India is in an unenviable second position regarding the surge in covid cases in the second wave, Germany lost a World Cup Football qualifier in twenty years, Jack Ma’s Alibaba is slapped a $2.8bn fine by China, but more than this almost everyone has at least one personal story of loss, tragedy, pain in today’s unprecedented time. Some have lost jobs, others have tested positive, are battling pay cuts or non-payments, and many have lost near and dear ones. One cannot help but feel dejected and question the unfairness of life.

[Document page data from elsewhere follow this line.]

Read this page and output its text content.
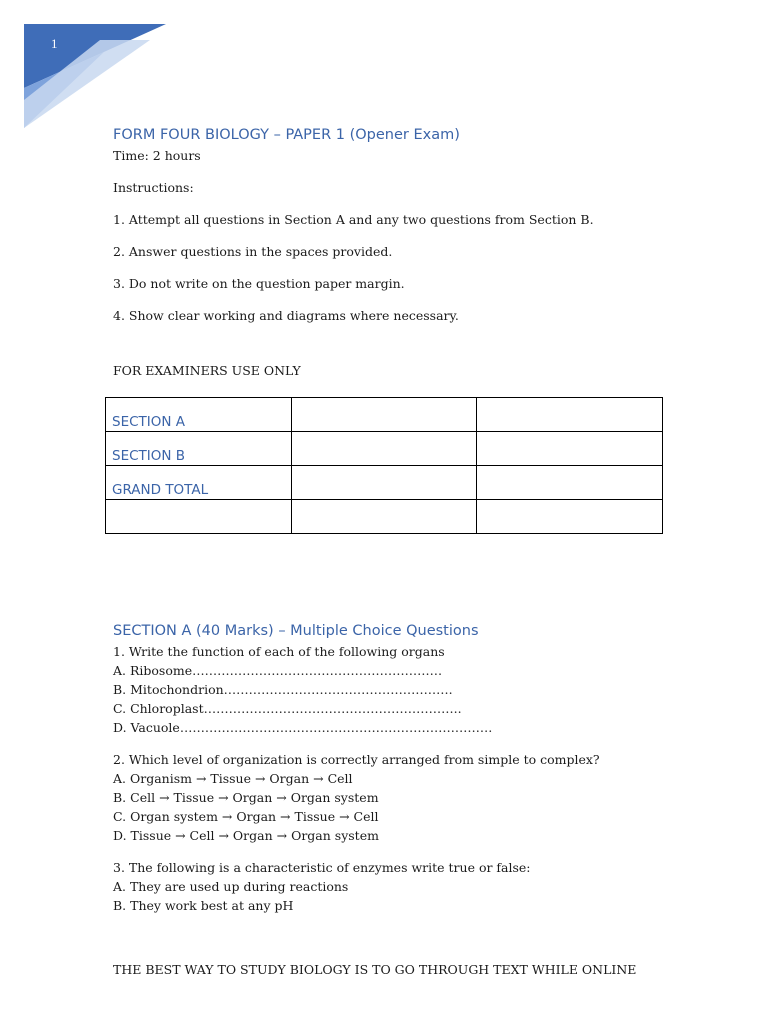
1

FORM FOUR BIOLOGY – PAPER 1 (Opener Exam)

Time: 2 hours

Instructions:

1. Attempt all questions in Section A and any two questions from Section B.

2. Answer questions in the spaces provided.

3. Do not write on the question paper margin.

4. Show clear working and diagrams where necessary.

FOR EXAMINERS USE ONLY

SECTION A		

SECTION B		

GRAND TOTAL		

SECTION A (40 Marks) – Multiple Choice Questions

1. Write the function of each of the following organs

A. Ribosome……………………………………………………

B. Mitochondrion……………………………………………….

C. Chloroplast……………………………………………………..

D. Vacuole…………………………………………………………………

2. Which level of organization is correctly arranged from simple to complex?

A. Organism → Tissue → Organ → Cell

B. Cell → Tissue → Organ → Organ system

C. Organ system → Organ → Tissue → Cell

D. Tissue → Cell → Organ → Organ system

3. The following is a characteristic of enzymes write true or false:

A. They are used up during reactions

B. They work best at any pH

THE BEST WAY TO STUDY BIOLOGY IS TO GO THROUGH TEXT WHILE ONLINE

Yes, life in unfair and no matter how much one philosophises about life or reads self-help books the happiness within is rare for majority of us. Simply because we are social animals and people’s actions influence us, affect us. We need acceptance, acknowledgement, and appreciation from the people we truly care about to feel happy. But when hit with a roadblock, a hardship or loss we tend to alienate ourselves from the very people, who mean the world to us.
The reason being we ourselves are unable to come to terms, or are trying to figure it out, or are ill equipped to speak about loss, pain, failure. We know how to share happiness but sadly we are not taught to share pain. Unlike happiness, it is to be internalised and kept within.
Now, how right is it? We need people to stay happy and if we shun them how are we supposed to come out of the abyss of pain. Agreed we need to give ourselves time but for how long. Honestly, when you are suffering, suffer some more and go out to be with people. The concern and care of some will overwhelm you, the gaffes of others will make you laugh, the irrationality of others will irritate you so much that it will give vent to your anger or frustration and help you feel better and most of all the needs of someone else will make you forget yourself and your need and make you stretch your hand to them to help.
There is a small population which is genuinely introverted but people, for most of us, are therapeutic. So, take in a good dose of people in your life and let happiness course through your veins.